As the bearer was waiting for a reply, she responded:
“ DEAR SIR,
“I shall be pleased to see you this afternoon.
“ CECILE VAN EVEN .”
When she was left alone she read the note over and over again; she looked at the paper with a smile, looked at the handwriting.
“How strange,” she thought. “This note, and everything that happens. How strange everything is!”
She remained dreaming a long time, with the note in her hand. Then she carefully folded it up, rose, walked up and down the room, sought in a bowl full of visiting cards, taking out two which she looked at for a long time. “Quaerts …” The name sounded differently from before … How strange it all was! And finally she locked away the letter and the two cards in a little empty drawer of her writing-table.

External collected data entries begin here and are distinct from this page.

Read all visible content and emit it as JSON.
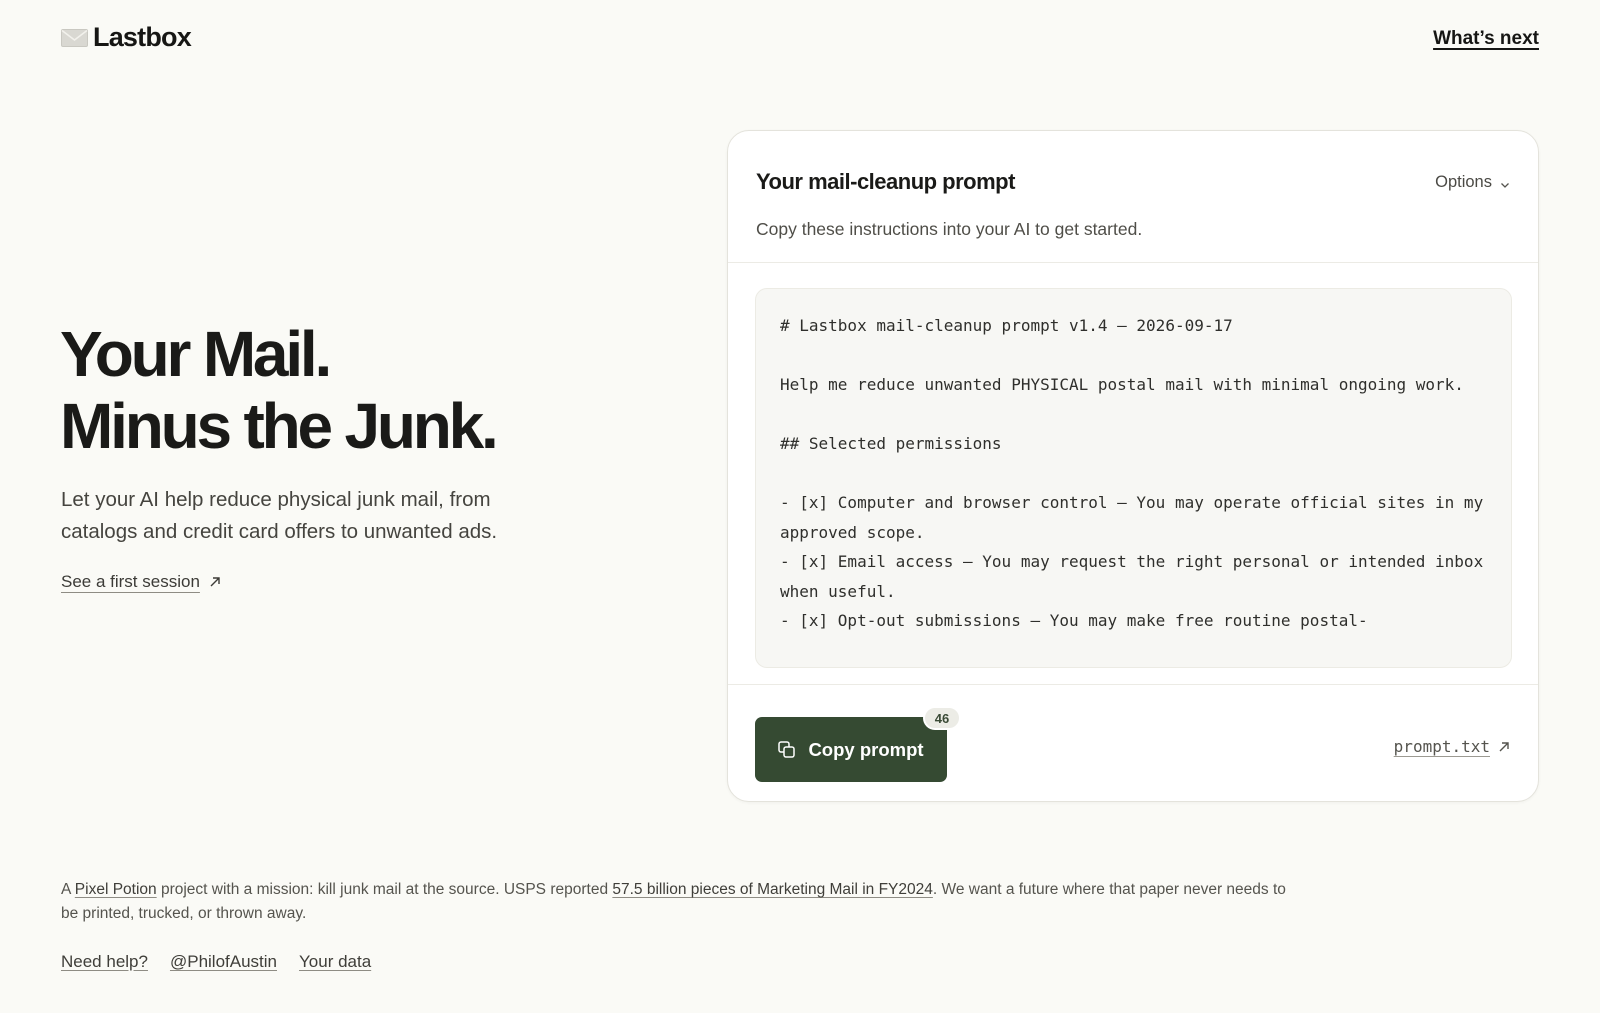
{
  "header": {
    "logo_icon": "envelope-icon",
    "logo_text": "Lastbox",
    "nav_link": "What’s next"
  },
  "hero": {
    "title_line1": "Your Mail.",
    "title_line2": "Minus the Junk.",
    "subtitle": "Let your AI help reduce physical junk mail, from catalogs and credit card offers to unwanted ads.",
    "session_link": "See a first session",
    "session_link_icon": "arrow-up-right-icon"
  },
  "prompt_card": {
    "title": "Your mail-cleanup prompt",
    "options_label": "Options",
    "options_icon": "chevron-down-icon",
    "description": "Copy these instructions into your AI to get started.",
    "code": "# Lastbox mail-cleanup prompt v1.4 — 2026-09-17\n\nHelp me reduce unwanted PHYSICAL postal mail with minimal ongoing work.\n\n## Selected permissions\n\n- [x] Computer and browser control — You may operate official sites in my approved scope.\n- [x] Email access — You may request the right personal or intended inbox when useful.\n- [x] Opt-out submissions — You may make free routine postal-",
    "copy_button_label": "Copy prompt",
    "copy_icon": "copy-icon",
    "copy_count": "46",
    "file_link": "prompt.txt",
    "file_link_icon": "arrow-up-right-icon"
  },
  "footer": {
    "note_prefix": "A ",
    "note_link1": "Pixel Potion",
    "note_mid": " project with a mission: kill junk mail at the source. USPS reported ",
    "note_link2": "57.5 billion pieces of Marketing Mail in FY2024",
    "note_suffix": ". We want a future where that paper never needs to be printed, trucked, or thrown away.",
    "links": [
      "Need help?",
      "@PhilofAustin",
      "Your data"
    ]
  },
  "colors": {
    "background": "#fafaf6",
    "button": "#354a32",
    "text": "#1c1c1a"
  }
}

She stayed at home, and sent the children out with the nurse. She hoped that no one else would call, neither Mrs Hoze nor the Van Attemas. And staring before her she reflected a long, long time. There was so much she did not understand: properly speaking she understood nothing. As far as she was concerned, she had fallen in love; there was no analysing that, it must simply be accepted. But he, what did he feel, what were his emotions?
Her earlier antipathy? Sport … he was fond of sport ,she remembered … His visit, which was an impertinence … He seemed to wish now to atone, not to call again without her permission. His mystical conversation at the dinner-party … And Mrs Hijdrecht …

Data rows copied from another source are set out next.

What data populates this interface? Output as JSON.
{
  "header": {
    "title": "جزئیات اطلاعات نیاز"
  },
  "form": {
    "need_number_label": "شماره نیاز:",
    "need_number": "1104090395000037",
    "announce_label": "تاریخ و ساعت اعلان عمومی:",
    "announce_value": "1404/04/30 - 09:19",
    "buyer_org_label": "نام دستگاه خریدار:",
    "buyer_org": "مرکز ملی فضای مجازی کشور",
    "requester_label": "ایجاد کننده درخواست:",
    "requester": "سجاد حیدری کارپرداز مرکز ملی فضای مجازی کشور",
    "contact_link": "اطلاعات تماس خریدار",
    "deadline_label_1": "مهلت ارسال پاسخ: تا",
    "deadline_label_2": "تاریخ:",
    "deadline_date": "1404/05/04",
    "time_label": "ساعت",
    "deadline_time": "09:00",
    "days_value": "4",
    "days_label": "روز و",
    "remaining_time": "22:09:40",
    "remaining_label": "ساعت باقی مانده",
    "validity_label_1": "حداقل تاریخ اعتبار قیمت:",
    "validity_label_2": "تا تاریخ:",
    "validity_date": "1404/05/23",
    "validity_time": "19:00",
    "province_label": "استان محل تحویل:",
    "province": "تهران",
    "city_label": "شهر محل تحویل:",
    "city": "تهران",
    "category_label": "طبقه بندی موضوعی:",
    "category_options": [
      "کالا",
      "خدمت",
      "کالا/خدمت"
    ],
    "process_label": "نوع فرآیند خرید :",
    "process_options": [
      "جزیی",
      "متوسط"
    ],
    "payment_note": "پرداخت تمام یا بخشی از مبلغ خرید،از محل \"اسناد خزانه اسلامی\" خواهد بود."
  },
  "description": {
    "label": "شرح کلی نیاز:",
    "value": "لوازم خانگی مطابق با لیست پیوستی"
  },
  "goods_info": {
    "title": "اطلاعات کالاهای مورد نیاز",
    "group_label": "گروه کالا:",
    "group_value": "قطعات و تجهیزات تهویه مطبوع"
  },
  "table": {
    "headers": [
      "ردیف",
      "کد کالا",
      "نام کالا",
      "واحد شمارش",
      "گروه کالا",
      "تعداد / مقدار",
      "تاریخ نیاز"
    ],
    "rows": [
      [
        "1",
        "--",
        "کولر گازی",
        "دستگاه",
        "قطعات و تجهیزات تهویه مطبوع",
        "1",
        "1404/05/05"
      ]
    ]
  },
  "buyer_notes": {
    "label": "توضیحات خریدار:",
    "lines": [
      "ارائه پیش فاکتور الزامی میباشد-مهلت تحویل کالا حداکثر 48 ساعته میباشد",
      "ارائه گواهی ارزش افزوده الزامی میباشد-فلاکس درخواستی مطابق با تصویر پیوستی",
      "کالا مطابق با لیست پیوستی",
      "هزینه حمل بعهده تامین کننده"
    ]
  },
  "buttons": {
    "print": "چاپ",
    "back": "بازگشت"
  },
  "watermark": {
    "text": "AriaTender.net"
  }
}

“How strange he is,” she reflected. “I cannot understand him; but I love him, I cannot help it. Love, love … how strange that it should exist! I never realised that it existed! I am no longer myself: I am becoming someone else? Why does he wish to see me? … And how singular: I have been married, I have two children!I feel just as if I had none. And yet, I am so fond of my little boys! But the other thing is so beautiful, so bright, so transparent, as if that alone were truth. Perhaps love is the only truths … It is as if everything in and about me were turning to crystal!”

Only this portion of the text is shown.